How can you tell the difference between a good surgeon and an exceptional one?
You could start by looking for the one who has the rare ability to visualize a human organ in three dimensions from little more than a scan.
“The handful of the top surgeons in the world are like sculptors,” said Dr. Deepak Srivastava, a director at the Gladstone Institute of Cardiovascular Disease in San Francisco.
“When cardiovascular surgeons go in to repair a defect in the heart, their success is so often dependent on an ability to see the anatomy in 3-D in their minds,” said Srivastava. “That’s more difficult for younger, less experienced surgeons.”
But recent advancements in the field of computer-based modeling may make it easier someday for good surgeons to be great.
One such technology comes from Dassault Systèmes, a French company that specializes in 3-D software to help engineers who design cars and planes avoid potentially fatal outcomes.
Earlier this week, Dassault released its highly realistic digital model of the human heart, which it calls the “Living Heart Project.” Doctors wear 3-D glasses and use a joystick to zoom in to a ventricle or valve, while listening to every heartbeat.
“We take a [patient’s] scan, reconstruct it into a 3-D model, and test all the possibilities before a heart surgery,” said Dr. Steve Levine, chief strategy officer and director for the Living Heart Project.
The technology hasn’t received regulatory approval for doctors to use it in making medical decisions. But hospitals can buy it for research and educational purposes, such as exploring triggers that cause heart attacks.
Dassault hopes that medical device makers will also use the Living Heart Project’s technology for research and development. The software is free to organizations that agree to conduct research and share their findings with the project. Otherwise, licenses start at $15,000 a year for commercial use, with educational licenses starting at $500 per year.
Recruiting Partners in Health Care
For the Living Heart Project, Levine has so far recruited 45 partners, including the Mayo Clinic, Stanford University and the University of Oxford.
Levine said the Food and Drug Administration initially wanted to take a “watch and wait” approach when told about the project. “I told them, you can’t sit on the sidelines as nonparticipants. You have to get involved.”
In 2014, the agency agreed to work with Dassault on a five-year research project that will focus on the reliability of pacemaker leads (the thin wires that carry an electrical impulse from the device to the heart.) But the agency said that it won’t necessarily endorse any of the computational models that are developed as part of the research.
“Challenges to greater adoption of computer-modeling include a lack of data for some medical conditions, which makes realistic predictions difficult,” said Donna Lochner, a senior scientific advisor in the FDA’s Office of Science and Engineering Laboratories.

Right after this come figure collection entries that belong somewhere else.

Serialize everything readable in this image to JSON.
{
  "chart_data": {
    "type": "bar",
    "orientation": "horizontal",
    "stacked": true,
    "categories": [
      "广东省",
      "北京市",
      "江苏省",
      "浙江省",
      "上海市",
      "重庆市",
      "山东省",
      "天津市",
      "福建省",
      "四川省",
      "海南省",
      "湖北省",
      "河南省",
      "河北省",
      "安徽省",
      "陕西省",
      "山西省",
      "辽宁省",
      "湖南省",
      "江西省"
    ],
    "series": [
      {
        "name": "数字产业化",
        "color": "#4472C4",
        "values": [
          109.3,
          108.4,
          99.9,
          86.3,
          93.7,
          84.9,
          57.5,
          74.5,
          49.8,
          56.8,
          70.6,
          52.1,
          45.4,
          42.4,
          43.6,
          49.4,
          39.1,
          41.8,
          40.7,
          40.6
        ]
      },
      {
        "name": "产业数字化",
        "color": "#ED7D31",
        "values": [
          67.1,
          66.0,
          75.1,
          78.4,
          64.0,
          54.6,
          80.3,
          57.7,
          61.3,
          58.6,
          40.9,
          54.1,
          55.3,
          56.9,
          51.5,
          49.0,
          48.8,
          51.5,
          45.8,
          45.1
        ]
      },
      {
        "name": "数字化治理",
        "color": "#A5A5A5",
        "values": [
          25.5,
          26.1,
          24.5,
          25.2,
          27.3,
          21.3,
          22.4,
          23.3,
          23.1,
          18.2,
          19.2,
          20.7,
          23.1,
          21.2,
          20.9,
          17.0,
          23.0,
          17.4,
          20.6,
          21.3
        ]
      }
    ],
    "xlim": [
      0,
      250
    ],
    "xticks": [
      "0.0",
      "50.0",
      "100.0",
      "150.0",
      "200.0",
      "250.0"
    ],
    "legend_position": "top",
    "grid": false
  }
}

A Hammer Looking for a Nail?
At the University of California, San Francisco, a team of researchers in the cardiology division are hoping to use the Living Heart Project to figure out the best time to replace patients’ heart valves.
Surgeons have to strike the right balance between swapping out too early, when a valve is still working reasonably well, or waiting too long, when heart function has already deteriorated.
Dr. Jeffrey Olgin, the division’s chief, has been following the project’s progress. But he isn’t convinced it will transform how are surgeries are performed. “Is this a hammer looking for a nail?” he asked. “Or will this change how we practice medicine?”
He said he hopes advanced technology can fill some gaps, where surgeons are still making educated guesses, such as the timing of valve replacements. But he also said he hasn’t seen a convincing study yet that proves the simulation can improve patient outcomes.
Unlike simulations involving manmade objects such as cars and planes, it’s very difficult to predict how the human heart will respond to stress in the real world. Olgin said he fears that doctors could come to rely too heavily on this technology and medical device makers could pull the plug on promising research if the simulation shows a negative result.
“The technology doesn’t offer the same level of evidence as [medical research on] animals or small pilot human trials,” he said.